Suddenly the music stopped, she almost stumbled as the surge of movement ceased, but recovered quickly, placing her feet carefully, precisely together. It hadn’t been long enough. They hadn’t seen the full piece, which meant, once again, she wasn’t going to be selected. Her heart settled more deeply into the well worn hole in her chest. Why didn’t they ever choose her? All she had ever wanted to do was dance, but no one ever wanted her to. Not even her parents. No one ever seemed to let her finish, she knew it wasn’t her skill, she knew she was good, technically she was the best in her classes, yet somehow, everyone else managed to get through the auditions, get into companies and onto the stage, everyone except her.

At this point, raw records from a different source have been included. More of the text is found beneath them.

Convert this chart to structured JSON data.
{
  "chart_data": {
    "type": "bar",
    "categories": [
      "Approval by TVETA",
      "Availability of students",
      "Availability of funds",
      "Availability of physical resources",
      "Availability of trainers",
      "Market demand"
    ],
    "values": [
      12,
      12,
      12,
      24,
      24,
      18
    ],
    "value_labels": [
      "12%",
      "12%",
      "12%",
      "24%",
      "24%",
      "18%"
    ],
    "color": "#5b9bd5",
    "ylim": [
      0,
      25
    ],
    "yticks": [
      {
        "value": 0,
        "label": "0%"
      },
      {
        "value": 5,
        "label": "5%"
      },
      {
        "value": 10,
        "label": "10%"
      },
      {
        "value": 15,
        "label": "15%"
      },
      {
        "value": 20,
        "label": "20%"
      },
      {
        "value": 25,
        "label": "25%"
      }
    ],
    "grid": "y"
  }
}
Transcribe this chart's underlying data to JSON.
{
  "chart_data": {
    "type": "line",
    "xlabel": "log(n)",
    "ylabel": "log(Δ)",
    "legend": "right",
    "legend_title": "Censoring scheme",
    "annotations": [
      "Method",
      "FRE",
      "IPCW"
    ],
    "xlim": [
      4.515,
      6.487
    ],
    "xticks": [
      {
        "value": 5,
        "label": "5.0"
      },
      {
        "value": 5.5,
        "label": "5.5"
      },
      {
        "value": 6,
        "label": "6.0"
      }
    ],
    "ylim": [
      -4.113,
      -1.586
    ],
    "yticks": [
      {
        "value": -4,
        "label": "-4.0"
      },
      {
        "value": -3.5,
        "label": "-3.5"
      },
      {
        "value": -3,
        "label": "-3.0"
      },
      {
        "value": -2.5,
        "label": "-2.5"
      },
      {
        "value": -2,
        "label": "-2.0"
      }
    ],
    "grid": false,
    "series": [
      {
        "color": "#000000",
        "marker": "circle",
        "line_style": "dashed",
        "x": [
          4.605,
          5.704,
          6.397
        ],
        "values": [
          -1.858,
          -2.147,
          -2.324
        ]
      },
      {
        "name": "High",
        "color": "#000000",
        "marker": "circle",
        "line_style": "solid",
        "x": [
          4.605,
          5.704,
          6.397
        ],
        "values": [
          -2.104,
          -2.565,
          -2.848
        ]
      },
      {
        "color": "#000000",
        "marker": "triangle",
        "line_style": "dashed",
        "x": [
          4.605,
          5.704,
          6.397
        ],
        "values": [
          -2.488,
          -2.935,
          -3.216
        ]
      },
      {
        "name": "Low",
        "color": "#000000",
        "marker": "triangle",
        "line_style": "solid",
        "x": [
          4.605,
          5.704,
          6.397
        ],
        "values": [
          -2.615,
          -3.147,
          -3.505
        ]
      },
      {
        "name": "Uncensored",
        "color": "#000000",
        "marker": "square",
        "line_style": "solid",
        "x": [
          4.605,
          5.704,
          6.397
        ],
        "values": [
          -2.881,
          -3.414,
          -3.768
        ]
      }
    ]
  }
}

“Breath.” She told herself. “In, hold, out.” It was either that or cry and she wouldn’t cry, not here, not where someone could see her. That would have to wait. As quickly and quietly as she could, Lacy walked to the stereo to retrieve her music and bag. “Ten steps to the door, five minutes to the bus station, the bus comes every ten minutes, twenty minute ride home, ten minute walk, sixteen stairs to the door and then I can cry. Just hold on till then.” She told herself.
While her thoughts were focussing on the path home, Lacy almost missed the voice calling her name.
“Lacy. Sorry to cut you off before you had finished. It’s been a long morning, we hope you understand.” She nodded silently at the speaker, a slim brunette with large, square, red rimmed glasses.
“We’d like you to come back this afternoon please. The directer, producer and the choreographer will be here.” Lacy’s heart went from darkness to glowing in an instant, like a fire doused in petrol. They wanted her to come back? They wanted others to see her dance. Important others.
“And Lacy,” the grinning, balding man beside the brunette added, “we would like to put you forward to audition for the hand maiden, it’s a supporting lead. It means you’d also be the understudy for the role of the Queen.” His grin was infectious. Lacy couldn’t help but glow with pride. She didn’t have the role yet, but they wanted her. This group of people had faith in her, had enjoyed watching her dance. Her parents were wrong, she could make it as a dancer.